On 25 December 2023, Malone played Trudy, a friend of Ruby, in the Doctor Who Christmas special titled "The Church on Ruby Road".

Malone appeared in the first British production of Australian creator's Yve Blake musical Fangirls in August 2024, and her face appeared on the posters advertising the show. She played the character Jules, whom she described as a mean girl and "iconic bitch".

In 2025, she had a main role as Aqua in the Harlan Coben adaptation of Missing You on Netflix.

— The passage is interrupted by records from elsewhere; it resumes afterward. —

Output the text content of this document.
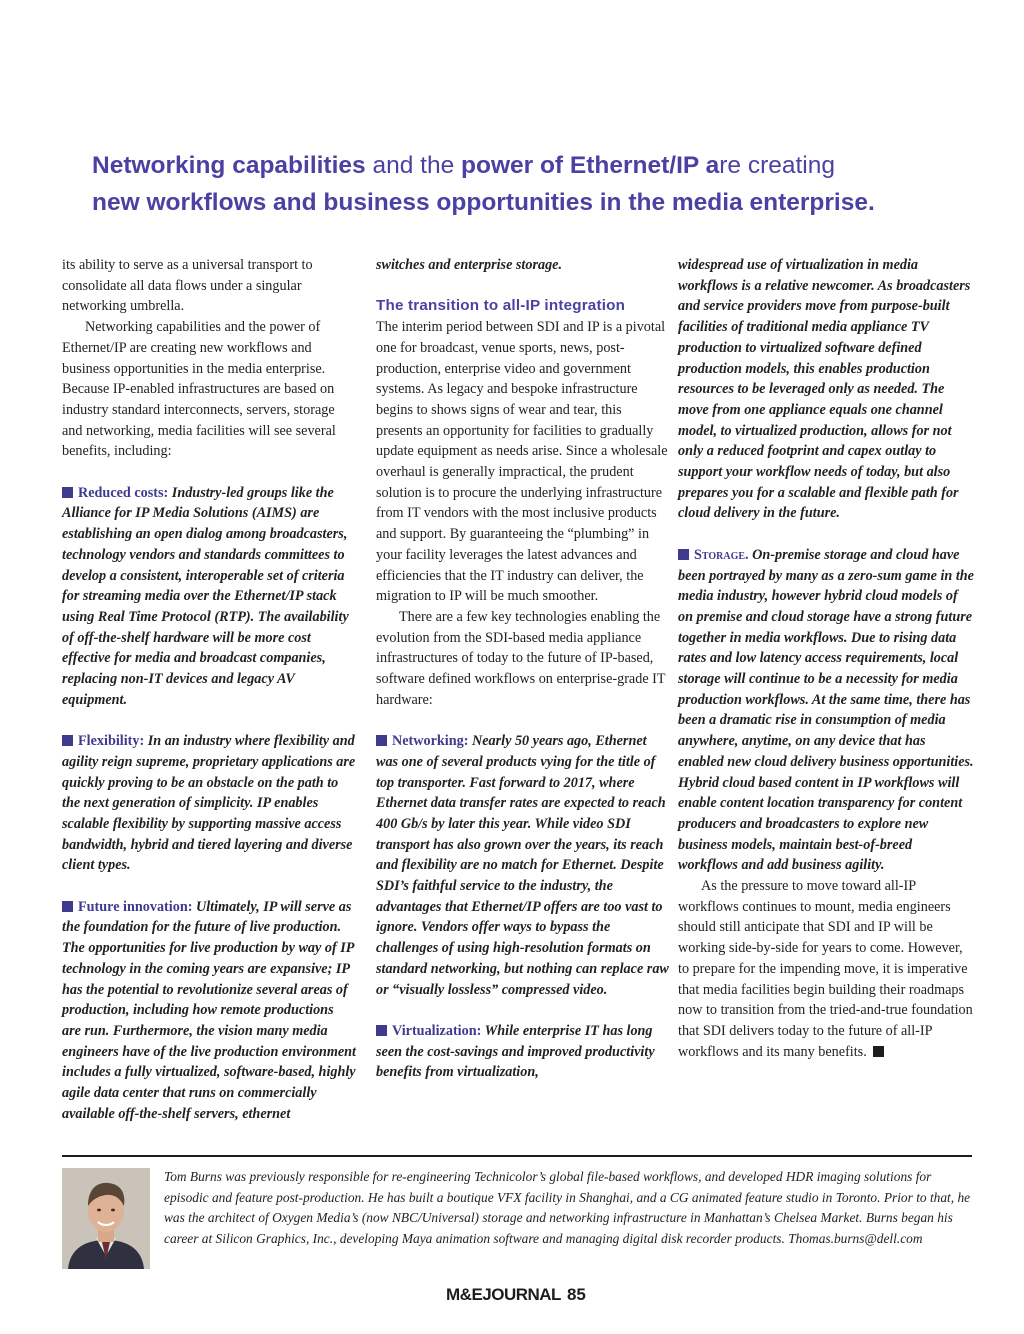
Networking capabilities and the power of Ethernet/IP are creating
new workflows and business opportunities in the media enterprise.

its ability to serve as a universal transport to consolidate all data flows under a singular networking umbrella.

Networking capabilities and the power of Ethernet/IP are creating new workflows and business opportunities in the media enterprise. Because IP-enabled infrastructures are based on industry standard interconnects, servers, storage and networking, media facilities will see several benefits, including:

Reduced costs: Industry-led groups like the Alliance for IP Media Solutions (AIMS) are establishing an open dialog among broadcasters, technology vendors and standards committees to develop a consistent, interoperable set of criteria for streaming media over the Ethernet/IP stack using Real Time Protocol (RTP). The availability of off-the-shelf hardware will be more cost effective for media and broadcast companies, replacing non-IT devices and legacy AV equipment.

Flexibility: In an industry where flexibility and agility reign supreme, proprietary applications are quickly proving to be an obstacle on the path to the next generation of simplicity. IP enables scalable flexibility by supporting massive access bandwidth, hybrid and tiered layering and diverse client types.

Future innovation: Ultimately, IP will serve as the foundation for the future of live production. The opportunities for live production by way of IP technology in the coming years are expansive; IP has the potential to revolutionize several areas of production, including how remote productions are run. Furthermore, the vision many media engineers have of the live production environment includes a fully virtualized, software-based, highly agile data center that runs on commercially available off-the-shelf servers, ethernet

switches and enterprise storage.

The transition to all-IP integration

The interim period between SDI and IP is a pivotal one for broadcast, venue sports, news, post-production, enterprise video and government systems. As legacy and bespoke infrastructure begins to shows signs of wear and tear, this presents an opportunity for facilities to gradually update equipment as needs arise. Since a wholesale overhaul is generally impractical, the prudent solution is to procure the underlying infrastructure from IT vendors with the most inclusive products and support. By guaranteeing the “plumbing” in your facility leverages the latest advances and efficiencies that the IT industry can deliver, the migration to IP will be much smoother.

There are a few key technologies enabling the evolution from the SDI-based media appliance infrastructures of today to the future of IP-based, software defined workflows on enterprise-grade IT hardware:

Networking: Nearly 50 years ago, Ethernet was one of several products vying for the title of top transporter. Fast forward to 2017, where Ethernet data transfer rates are expected to reach 400 Gb/s by later this year. While video SDI transport has also grown over the years, its reach and flexibility are no match for Ethernet. Despite SDI’s faithful service to the industry, the advantages that Ethernet/IP offers are too vast to ignore. Vendors offer ways to bypass the challenges of using high-resolution formats on standard networking, but nothing can replace raw or “visually lossless” compressed video.

Virtualization: While enterprise IT has long seen the cost-savings and improved productivity benefits from virtualization,

widespread use of virtualization in media workflows is a relative newcomer. As broadcasters and service providers move from purpose-built facilities of traditional media appliance TV production to virtualized software defined production models, this enables production resources to be leveraged only as needed. The move from one appliance equals one channel model, to virtualized production, allows for not only a reduced footprint and capex outlay to support your workflow needs of today, but also prepares you for a scalable and flexible path for cloud delivery in the future.

Storage. On-premise storage and cloud have been portrayed by many as a zero-sum game in the media industry, however hybrid cloud models of on premise and cloud storage have a strong future together in media workflows. Due to rising data rates and low latency access requirements, local storage will continue to be a necessity for media production workflows. At the same time, there has been a dramatic rise in consumption of media anywhere, anytime, on any device that has enabled new cloud delivery business opportunities. Hybrid cloud based content in IP workflows will enable content location transparency for content producers and broadcasters to explore new business models, maintain best-of-breed workflows and add business agility.

As the pressure to move toward all-IP workflows continues to mount, media engineers should still anticipate that SDI and IP will be working side-by-side for years to come. However, to prepare for the impending move, it is imperative that media facilities begin building their roadmaps now to transition from the tried-and-true foundation that SDI delivers today to the future of all-IP workflows and its many benefits.

Tom Burns was previously responsible for re-engineering Technicolor’s global file-based workflows, and developed HDR imaging solutions for episodic and feature post-production. He has built a boutique VFX facility in Shanghai, and a CG animated feature studio in Toronto. Prior to that, he was the architect of Oxygen Media’s (now NBC/Universal) storage and networking infrastructure in Manhattan’s Chelsea Market. Burns began his career at Silicon Graphics, Inc., developing Maya animation software and managing digital disk recorder products. Thomas.burns@dell.com

M&EJOURNAL 85
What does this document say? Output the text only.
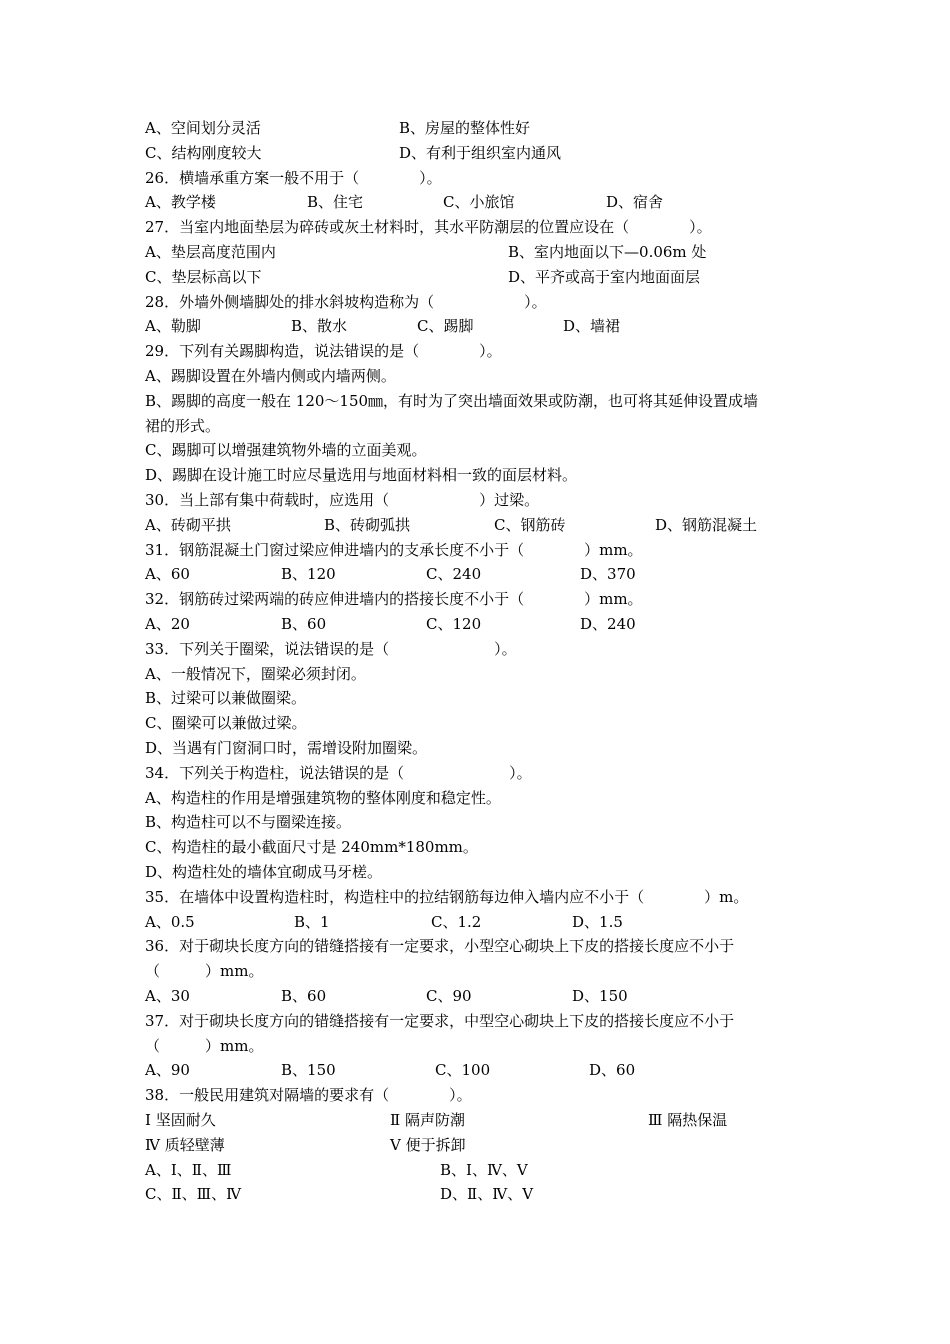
A、空间划分灵活	B、房屋的整体性好
C、结构刚度较大	D、有利于组织室内通风
26．横墙承重方案一般不用于（　　　　）。
A、教学楼	B、住宅	C、小旅馆	D、宿舍
27．当室内地面垫层为碎砖或灰土材料时，其水平防潮层的位置应设在（　　　　）。
A、垫层高度范围内	B、室内地面以下—0.06m 处
C、垫层标高以下	D、平齐或高于室内地面面层
28．外墙外侧墙脚处的排水斜坡构造称为（　　　　　　）。
A、勒脚	B、散水	C、踢脚	D、墙裙
29．下列有关踢脚构造，说法错误的是（　　　　）。
A、踢脚设置在外墙内侧或内墙两侧。
B、踢脚的高度一般在 120～150㎜，有时为了突出墙面效果或防潮，也可将其延伸设置成墙
裙的形式。
C、踢脚可以增强建筑物外墙的立面美观。
D、踢脚在设计施工时应尽量选用与地面材料相一致的面层材料。
30．当上部有集中荷载时，应选用（　　　　　　）过梁。
A、砖砌平拱	B、砖砌弧拱	C、钢筋砖	D、钢筋混凝土
31．钢筋混凝土门窗过梁应伸进墙内的支承长度不小于（　　　　）mm。
A、60	B、120	C、240	D、370
32．钢筋砖过梁两端的砖应伸进墙内的搭接长度不小于（　　　　）mm。
A、20	B、60	C、120	D、240
33．下列关于圈梁，说法错误的是（　　　　　　　）。
A、一般情况下，圈梁必须封闭。
B、过梁可以兼做圈梁。
C、圈梁可以兼做过梁。
D、当遇有门窗洞口时，需增设附加圈梁。
34．下列关于构造柱，说法错误的是（　　　　　　　）。
A、构造柱的作用是增强建筑物的整体刚度和稳定性。
B、构造柱可以不与圈梁连接。
C、构造柱的最小截面尺寸是 240mm*180mm。
D、构造柱处的墙体宜砌成马牙槎。
35．在墙体中设置构造柱时，构造柱中的拉结钢筋每边伸入墙内应不小于（　　　　）m。
A、0.5	B、1	C、1.2	D、1.5
36．对于砌块长度方向的错缝搭接有一定要求，小型空心砌块上下皮的搭接长度应不小于
（　　　）mm。
A、30	B、60	C、90	D、150
37．对于砌块长度方向的错缝搭接有一定要求，中型空心砌块上下皮的搭接长度应不小于
（　　　）mm。
A、90	B、150	C、100	D、60
38．一般民用建筑对隔墙的要求有（　　　　）。
Ⅰ 坚固耐久	Ⅱ 隔声防潮	Ⅲ 隔热保温
Ⅳ 质轻壁薄	Ⅴ 便于拆卸
A、Ⅰ、Ⅱ、Ⅲ	B、Ⅰ、Ⅳ、Ⅴ
C、Ⅱ、Ⅲ、Ⅳ	D、Ⅱ、Ⅳ、Ⅴ
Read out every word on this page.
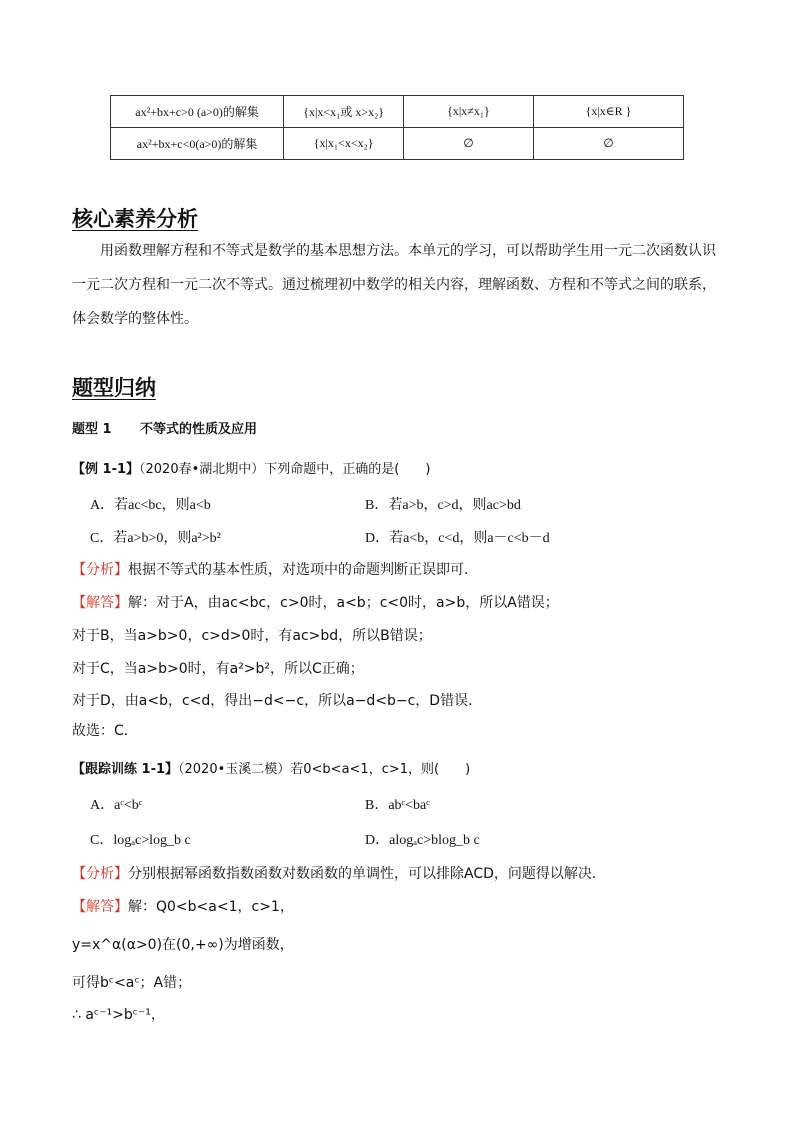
ax²+bx+c>0 (a>0)的解集	{x|x<x₁或 x>x₂}	{x|x≠x₁}	{x|x∈R }
ax²+bx+c<0(a>0)的解集	{x|x₁<x<x₂}	∅	∅
核心素养分析
用函数理解方程和不等式是数学的基本思想方法。本单元的学习，可以帮助学生用一元二次函数认识一元二次方程和一元二次不等式。通过梳理初中数学的相关内容，理解函数、方程和不等式之间的联系，体会数学的整体性。
题型归纳
题型 1 不等式的性质及应用
【例 1-1】（2020春•湖北期中）下列命题中，正确的是(　　)
A．若ac<bc，则a<b	B．若a>b，c>d，则ac>bd
C．若a>b>0，则a²>b²	D．若a<b，c<d，则a－c<b－d
【分析】根据不等式的基本性质，对选项中的命题判断正误即可．
【解答】解：对于A，由ac<bc，c>0时，a<b；c<0时，a>b，所以A错误；
对于B，当a>b>0，c>d>0时，有ac>bd，所以B错误；
对于C，当a>b>0时，有a²>b²，所以C正确；
对于D，由a<b，c<d，得出−d<−c，所以a−d<b−c，D错误．
故选：C．
【跟踪训练 1-1】（2020•玉溪二模）若0<b<a<1，c>1，则(　　)
A．aᶜ<bᶜ	B．abᶜ<baᶜ
C．logₐc>log_b c	D．alogₐc>blog_b c
【分析】分别根据幂函数指数函数对数函数的单调性，可以排除ACD，问题得以解决．
【解答】解：Q0<b<a<1，c>1，
y=x^α(α>0)在(0,+∞)为增函数，
可得bᶜ<aᶜ；A错；
∴ aᶜ⁻¹>bᶜ⁻¹，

She has also appeared in short films, including Octopus (2022) by Ella Glendining, where she appeared alongside Annabelle Davis, and Shrimp (2025) by Yasser Zadeh.

==Personal life==
Malone is a transgender woman, who came out and transitioned sometime during or after her late teens. She is also a skilled artist, singer, puppeteer, pianist, and writer. She has posted several of her paintings, using acrylics and mixed media on canvas, on Instagram.

She has a sister, Allie Daniel, also an actress. They both appeared in Josie Rourke's 2022 production of As You Like It.

==Recognition and awards==
In January 2023 Malone won Best Supporting Performer in a New Production of a Play in the BroadwayWorld UK / West End Awards, for her role in The Prince.